Like the protagonists of Shooting The Past, we have to acknowledge that what we once held to be true, sacred, and worthwhile in our lifetime is under threat from corporations who will choose profit over human provenance. Unlike the bad guys in that story, the people who now have an outsized impact on the future of our species are toxic, disassociating billionaires who will gladly lay waste to art and culture in order to win the game they are playing in their own narcissistic and megalomaniacal imaginations. What’s worse is that many people lionize these leaders and are currently under the thrall of AI and have invited it into their homes and their lives without stopping to consider the risks and consequences and how they are only helping to empower these misguided techno-fuedalistic overlords to gain even more power over us. And if we stay on this trajectory I fear we are going to lose a lot more that is precious to us than we stand to gain.

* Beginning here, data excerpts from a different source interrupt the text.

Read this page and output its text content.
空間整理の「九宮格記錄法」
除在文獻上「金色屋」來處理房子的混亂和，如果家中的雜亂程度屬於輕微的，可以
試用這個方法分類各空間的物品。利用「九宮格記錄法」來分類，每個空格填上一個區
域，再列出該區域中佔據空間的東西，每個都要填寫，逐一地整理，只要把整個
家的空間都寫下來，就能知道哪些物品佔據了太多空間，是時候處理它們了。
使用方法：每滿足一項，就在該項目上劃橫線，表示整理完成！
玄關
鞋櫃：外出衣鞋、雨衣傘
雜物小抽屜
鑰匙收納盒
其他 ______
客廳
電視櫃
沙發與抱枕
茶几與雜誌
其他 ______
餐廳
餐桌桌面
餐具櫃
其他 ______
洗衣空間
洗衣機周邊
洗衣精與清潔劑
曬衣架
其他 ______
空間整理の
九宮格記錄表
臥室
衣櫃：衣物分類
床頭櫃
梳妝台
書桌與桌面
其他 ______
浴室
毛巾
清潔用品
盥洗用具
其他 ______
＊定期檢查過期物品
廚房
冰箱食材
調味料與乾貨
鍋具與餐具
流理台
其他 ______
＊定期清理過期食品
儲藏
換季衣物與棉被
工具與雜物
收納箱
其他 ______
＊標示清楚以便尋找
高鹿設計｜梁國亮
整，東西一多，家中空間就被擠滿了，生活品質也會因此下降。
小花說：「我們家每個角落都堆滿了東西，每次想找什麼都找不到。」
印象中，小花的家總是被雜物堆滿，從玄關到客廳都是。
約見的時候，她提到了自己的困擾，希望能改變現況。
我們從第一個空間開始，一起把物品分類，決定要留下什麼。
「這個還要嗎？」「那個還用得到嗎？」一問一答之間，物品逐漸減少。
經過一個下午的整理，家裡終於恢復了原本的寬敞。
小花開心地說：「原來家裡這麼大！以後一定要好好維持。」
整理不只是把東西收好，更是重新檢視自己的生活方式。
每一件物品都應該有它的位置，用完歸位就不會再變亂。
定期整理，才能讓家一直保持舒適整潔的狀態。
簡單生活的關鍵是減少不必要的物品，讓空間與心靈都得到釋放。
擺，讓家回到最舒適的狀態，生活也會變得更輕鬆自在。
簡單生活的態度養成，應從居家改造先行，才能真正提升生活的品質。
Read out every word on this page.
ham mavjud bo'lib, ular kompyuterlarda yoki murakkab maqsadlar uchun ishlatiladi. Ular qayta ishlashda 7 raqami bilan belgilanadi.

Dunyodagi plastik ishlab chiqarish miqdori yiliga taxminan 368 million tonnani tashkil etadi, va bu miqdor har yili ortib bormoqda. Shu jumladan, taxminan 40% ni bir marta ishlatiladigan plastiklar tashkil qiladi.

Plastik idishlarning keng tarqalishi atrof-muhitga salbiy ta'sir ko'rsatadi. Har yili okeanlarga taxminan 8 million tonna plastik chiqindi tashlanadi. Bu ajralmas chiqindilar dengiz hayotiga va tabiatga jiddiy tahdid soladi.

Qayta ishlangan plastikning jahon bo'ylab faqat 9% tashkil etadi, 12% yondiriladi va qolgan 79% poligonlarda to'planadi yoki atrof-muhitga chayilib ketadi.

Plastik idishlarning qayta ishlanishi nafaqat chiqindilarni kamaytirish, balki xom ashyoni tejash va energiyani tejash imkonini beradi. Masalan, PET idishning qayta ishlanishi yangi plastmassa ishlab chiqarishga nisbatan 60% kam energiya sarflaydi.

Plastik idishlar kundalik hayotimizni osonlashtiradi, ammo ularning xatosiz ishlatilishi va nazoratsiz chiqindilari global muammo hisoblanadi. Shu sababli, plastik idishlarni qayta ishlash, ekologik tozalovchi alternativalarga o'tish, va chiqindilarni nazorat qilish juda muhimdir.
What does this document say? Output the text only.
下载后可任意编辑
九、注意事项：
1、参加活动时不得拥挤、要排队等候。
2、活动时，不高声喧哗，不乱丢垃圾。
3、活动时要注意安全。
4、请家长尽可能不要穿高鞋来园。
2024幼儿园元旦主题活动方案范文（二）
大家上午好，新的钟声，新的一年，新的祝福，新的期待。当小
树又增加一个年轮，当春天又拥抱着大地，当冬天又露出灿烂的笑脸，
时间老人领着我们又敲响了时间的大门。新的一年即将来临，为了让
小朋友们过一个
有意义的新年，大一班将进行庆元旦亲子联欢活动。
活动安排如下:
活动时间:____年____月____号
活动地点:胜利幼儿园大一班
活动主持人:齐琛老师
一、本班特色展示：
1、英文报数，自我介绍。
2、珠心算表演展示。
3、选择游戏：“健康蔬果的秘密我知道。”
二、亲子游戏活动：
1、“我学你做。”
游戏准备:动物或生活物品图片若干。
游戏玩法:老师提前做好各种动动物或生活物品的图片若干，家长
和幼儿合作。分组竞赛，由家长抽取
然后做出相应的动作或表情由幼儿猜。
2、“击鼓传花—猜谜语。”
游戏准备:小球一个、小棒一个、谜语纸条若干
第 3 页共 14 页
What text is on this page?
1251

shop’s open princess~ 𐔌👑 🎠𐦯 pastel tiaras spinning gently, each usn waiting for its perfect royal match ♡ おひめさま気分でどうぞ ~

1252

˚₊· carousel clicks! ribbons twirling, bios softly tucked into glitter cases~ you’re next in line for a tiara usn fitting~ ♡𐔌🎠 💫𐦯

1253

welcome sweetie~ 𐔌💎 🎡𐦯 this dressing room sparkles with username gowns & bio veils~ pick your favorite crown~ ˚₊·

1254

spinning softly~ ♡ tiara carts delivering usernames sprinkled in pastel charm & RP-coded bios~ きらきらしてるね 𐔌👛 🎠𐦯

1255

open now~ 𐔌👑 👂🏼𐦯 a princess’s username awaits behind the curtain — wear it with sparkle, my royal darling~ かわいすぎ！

I wonder if anyone already has a framed photo on their mantelpiece or in a family photo that was generated by AI or at least manipulated by AI or retouch tools? If not now, it’ll happen soon enough. What sort of legacy will we be passing down to the next generation as a keepsake or a historical record? Will tomorrow’s chroniclers be able to look back at photos of the 21st century and be able to say that they fairly represent the reality of those times? Will our grandchildren scratch their heads and wonder, were my parents really that well-proportioned and young-looking in their middle age? Was my hair really that bright in the sun? Were my eyes really so sparkly? Was the house ever that tidy? Did my parents really take me to Paris when I was two, and was that tiger in the zoo really so gigantic? How come Uncle Jack is not in any of these pictures? Or Cousin Mary? It’s like they never existed, why? Why do I remember Dad standing next to his old junk of a car in this photo but now it shows a shiny Mercedes I don’t even remember? Did people used to pray to a crustacean deity? Did the Pope play baseball, or wear a puffer jacket? Did children ride giant turtles (now extinct for this far-flung descendent) for fun? If photography is no longer a source of truth, will any of the truth survive? Was it worth it to automate human creativity until it was nothing more than a vestigial function lying dormant in our atrophied brains?
Say cheese!
Brilliant post Jim, full of wonderful insights and observations. Going to quote this: “I feel a duty to point out that contrary to whatever AI evangelists like to say, generative AI is not creating anything new or unique or imaginative in any way, it is just regurgitating and hallucinating (a metaphor for random failure to produce expected results) different data distributions that build images pixel by pixel from billions of original images found in its diffusion training model.”
Insightful article. Big fan of AI baby peacocks.
A practical consideration: Some of these initiatives to 'counter' the AI trend seem rather counterproductive. If you label your work as 'Zero AI', you all but ensure its usage in the next batch of training data. The scrapers will thank you for your help (while maintaining plausible deniability, of course).